I’m not aware of any issues, which might create unnecessary OOM errors.
If I’m not mistaken, SparseAdam will lazily compute the the updates as:

In this variant, only moments that show up in the gradient get updated, and
only those portions of the gradient get applied to the parameters.

Could you just run out of memory for a specific input, which uses more entries in your sparse input?

1 Like

Hi @ptrblck Thanks for the reply !
I am not sure if I am running out of memory when I hit a specific case, since I tried out with various sizes of train batches updating different number of parameters. Besides, error always throws towards the end of 1st epoch, never in the beginning. I also observed that memory keeps on increasing(not monotonically but trendwise) when using sparse optimizer. Anyways, I will keep investigating.

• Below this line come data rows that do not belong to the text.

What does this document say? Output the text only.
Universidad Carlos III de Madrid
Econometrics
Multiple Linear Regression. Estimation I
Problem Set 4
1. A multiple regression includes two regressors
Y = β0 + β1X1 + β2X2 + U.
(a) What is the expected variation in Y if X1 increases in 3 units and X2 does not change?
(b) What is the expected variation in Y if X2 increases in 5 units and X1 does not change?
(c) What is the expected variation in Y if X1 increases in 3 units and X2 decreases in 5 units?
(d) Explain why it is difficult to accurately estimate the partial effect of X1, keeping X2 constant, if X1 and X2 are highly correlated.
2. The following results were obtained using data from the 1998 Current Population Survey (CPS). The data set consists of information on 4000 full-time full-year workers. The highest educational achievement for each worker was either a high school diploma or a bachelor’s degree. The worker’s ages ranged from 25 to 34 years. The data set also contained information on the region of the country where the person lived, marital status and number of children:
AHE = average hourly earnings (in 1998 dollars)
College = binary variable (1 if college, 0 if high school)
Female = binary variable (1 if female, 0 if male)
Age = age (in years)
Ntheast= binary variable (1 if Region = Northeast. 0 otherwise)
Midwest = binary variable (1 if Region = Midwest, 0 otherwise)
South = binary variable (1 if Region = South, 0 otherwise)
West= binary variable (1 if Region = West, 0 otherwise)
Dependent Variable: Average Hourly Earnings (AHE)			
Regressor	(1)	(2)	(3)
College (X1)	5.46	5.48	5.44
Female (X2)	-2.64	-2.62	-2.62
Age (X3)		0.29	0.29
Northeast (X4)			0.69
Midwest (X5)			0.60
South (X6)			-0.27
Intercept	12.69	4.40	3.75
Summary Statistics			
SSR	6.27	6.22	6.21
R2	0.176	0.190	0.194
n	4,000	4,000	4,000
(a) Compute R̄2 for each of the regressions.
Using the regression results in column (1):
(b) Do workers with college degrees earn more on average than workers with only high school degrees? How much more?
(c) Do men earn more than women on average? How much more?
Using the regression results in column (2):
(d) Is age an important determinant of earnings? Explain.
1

Could you post a code snippet showing this behavior?
How did you define eval_test?
Could you check that all tensors, which you are appending to a list, are properly detached from the computation graph?


def eval_test(model, test_dataloader, criterion, device):
    """Evaluation model on test set"""
    loss = []
    with torch.no_grad():
        for _dict in test_dataloader:
            _dict = { for key, var in _dict.items()}
            preds = model(_dict['cont'], _dict['cat'])
            loss.append(criterion(preds, _dict['target'], yr_weights=_dict['wts']).item())
    return np.mean(loss)

I believe .item() is detaching it. Also I am using aws cloud instance, could this happen due to any version compatibility? I am so puzzled by this bug.:thinking:

Are you only seeing the increase in memory with SparseAdam or also with other optimizers?
I can’t see any obvious errors in your code.

@ptrblck I am not aware of any other sparse optimizer other than SparseAdam. I tried RMSprop but the same error prevails.

@bibinmjose Did you find the cause of the error?